What Do Economists Contribute?
edited by Daniel B. Klein (New York: New York University Press, 1999); 156 pages; $14.95.
The following is the abstract of an economics article that appeared in the November 1998 issue of the International Economics Review:
“The authors investigate confidence intervals and inference for the instrumental variables model with weak instruments. Confidence intervals based on inverting the Lagrange multiplier (LM), likelihood ratio (LR), and Anderson-Robin statistics perform far better than the Wald. Performance of the LM and LR statistics is improved by a degrees-of-freedom correction in the overidentified case. The practice of pretesting by looking at the significance of the first-stage regression and making inferences based on LM and LR statistics leads to better results than pretesting and using the Wald statistic.”
This next abstract is from an article in the January 1999 issue of the Journal of Business Economics and Statistics:
“The author derives the generating mechanism of a temporally aggregated process when the disaggregated one belongs to the vector autoregressive integrated moving average class. He then studies the effects of temporal aggregation on a set of characteristics of usual interest such as exogeneity, causality, cointegration, and common features. An empirical example with Canadian interest rates illustrates the main issue.”
I have randomly selected these two abstracts. They give a fairly representative indication of the content and style of a vast majority of the type of scholarly writings in economics today.

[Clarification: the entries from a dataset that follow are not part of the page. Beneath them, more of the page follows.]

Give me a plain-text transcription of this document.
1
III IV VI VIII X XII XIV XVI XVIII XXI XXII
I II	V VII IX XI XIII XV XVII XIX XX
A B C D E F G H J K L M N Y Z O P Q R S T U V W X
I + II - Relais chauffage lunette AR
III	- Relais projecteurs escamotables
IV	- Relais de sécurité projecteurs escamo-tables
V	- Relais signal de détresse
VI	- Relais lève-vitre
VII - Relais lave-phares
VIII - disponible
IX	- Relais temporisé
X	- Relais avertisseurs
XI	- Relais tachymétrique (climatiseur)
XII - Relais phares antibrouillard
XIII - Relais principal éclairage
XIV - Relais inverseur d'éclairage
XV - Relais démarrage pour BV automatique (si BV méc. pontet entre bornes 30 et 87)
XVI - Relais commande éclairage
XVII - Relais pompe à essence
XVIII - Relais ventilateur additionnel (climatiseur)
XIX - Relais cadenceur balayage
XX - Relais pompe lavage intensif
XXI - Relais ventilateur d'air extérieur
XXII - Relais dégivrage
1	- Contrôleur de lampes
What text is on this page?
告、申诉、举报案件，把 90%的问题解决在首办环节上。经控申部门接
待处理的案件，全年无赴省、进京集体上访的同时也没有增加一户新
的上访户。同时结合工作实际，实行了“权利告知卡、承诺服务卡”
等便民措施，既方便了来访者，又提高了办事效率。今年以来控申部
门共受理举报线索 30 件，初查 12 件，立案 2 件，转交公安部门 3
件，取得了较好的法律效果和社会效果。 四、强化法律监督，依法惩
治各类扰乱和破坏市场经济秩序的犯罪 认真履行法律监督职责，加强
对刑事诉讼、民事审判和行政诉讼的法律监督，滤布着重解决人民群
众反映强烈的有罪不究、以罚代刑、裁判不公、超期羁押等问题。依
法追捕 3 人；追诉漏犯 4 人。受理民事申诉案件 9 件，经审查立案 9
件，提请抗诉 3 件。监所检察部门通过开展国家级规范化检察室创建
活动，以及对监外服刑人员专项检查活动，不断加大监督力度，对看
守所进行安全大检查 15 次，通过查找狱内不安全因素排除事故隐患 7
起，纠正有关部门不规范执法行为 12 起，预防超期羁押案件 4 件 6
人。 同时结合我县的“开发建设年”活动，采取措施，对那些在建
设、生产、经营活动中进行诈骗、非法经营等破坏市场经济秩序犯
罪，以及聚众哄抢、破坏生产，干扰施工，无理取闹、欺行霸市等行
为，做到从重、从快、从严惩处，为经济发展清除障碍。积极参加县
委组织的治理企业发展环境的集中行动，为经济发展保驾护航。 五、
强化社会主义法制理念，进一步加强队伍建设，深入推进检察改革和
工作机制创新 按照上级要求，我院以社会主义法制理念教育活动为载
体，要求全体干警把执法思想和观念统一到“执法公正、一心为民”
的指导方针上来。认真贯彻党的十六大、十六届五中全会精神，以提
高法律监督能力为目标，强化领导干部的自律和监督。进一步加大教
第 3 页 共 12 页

In the mid 1980s, economist James Buchanan, founder of public choice school, made the following critical commentary on the state of modern economics:
“As it is practiced in 1983, economics is a science without ultimate purpose or meaning. It has allowed itself to become captive of the technical tools that it employs without keeping track of just what it is that the tools are to be used for. In a very real sense, the economists of the 1980s are illiterate of basic principles of their own discipline…. Their interest lies in the purely intellectual properties of the models with which they work, and seem to get their kicks from the discovery of proofs of propositions relevant only to their own fantasy lands.”
Nothing has changed in the 15 years since Buchanan made this biting criticism. If anything matters have become worse.
Daniel Klein, professor of economics at Santa Clara University in California, has edited What Do Economists Contribute? to try to get the majority of economists to rethink what their work is and should be all about. He has brought together a set of insightful essays by, among others, Friedrich Hayek, Israel Kirzner, W.H. Hutt, Ronald Coase, Frank Graham, and Gordon Tullock to show that economists should not view themselves as esoteric mathematical model-builders, but instead as analyzers of the human condition in a world of scarcity and choice, who should view as their main task an understanding of the nature and workings of the free-market process.
In his introduction to the volume, Klein insightfully explains that earlier economists believed in the importance of logical rigor and unbiased objectivity in studying the social and economic world. But adherence to this scientific standard of research was a means to an end, not an end in itself. The end was a normative one – an appreciation of the human circumstance so as to reach reasonable conclusions as to what type of political and economic order would be most conducive to human freedom and prosperity.
The classical economists of the 19th century and the Austrian and neo-classical economists of the early 20th century succeeded in showing the mutual benefits from trade, the advantages from an international division of labor, the crucial importance of private property rights for creating incentives for savings and production, and the gain from a free, competitive process for entrepreneurial creativity and efficiency in the market. They were also able to demonstrate the superiority of free-market capitalism over either socialist central planning or the interventionist state.
But for most of the 20th century, unfortunately, the mainstream of the economics profession has lost its way. Its members have become mesmerized by their own mathematical and statistical techniques, and by reducing men to a mere manipulatable quantitative dimension, they have often generated the illusion that man and society can be socially engineered in any form the model builder considers most “optimal.”
The contributors to the volume, while differing in their emphases, all share certain assumptions: that economics should be down to earth, commonsensical, and realistic, in the sense of studying markets and governments as they really exist; that a primary duty of the economist is to “dirty his hands” and analyze real-world governmental interventionist policies and show how these policies succeed in reducing both freedom and prosperity; and that the task of the economist is to tell the truth, not to work within the “politically possible” and compromise his understanding of the free market to ideological fads and the changing currents of special-interest politics.
Sad to say, many economists have greatly contributed to the rationales for and the construction of the policies designed to straightjacket the market economy under government control. They need to forsake this temptation and once more redeem themselves as champions of economic freedom.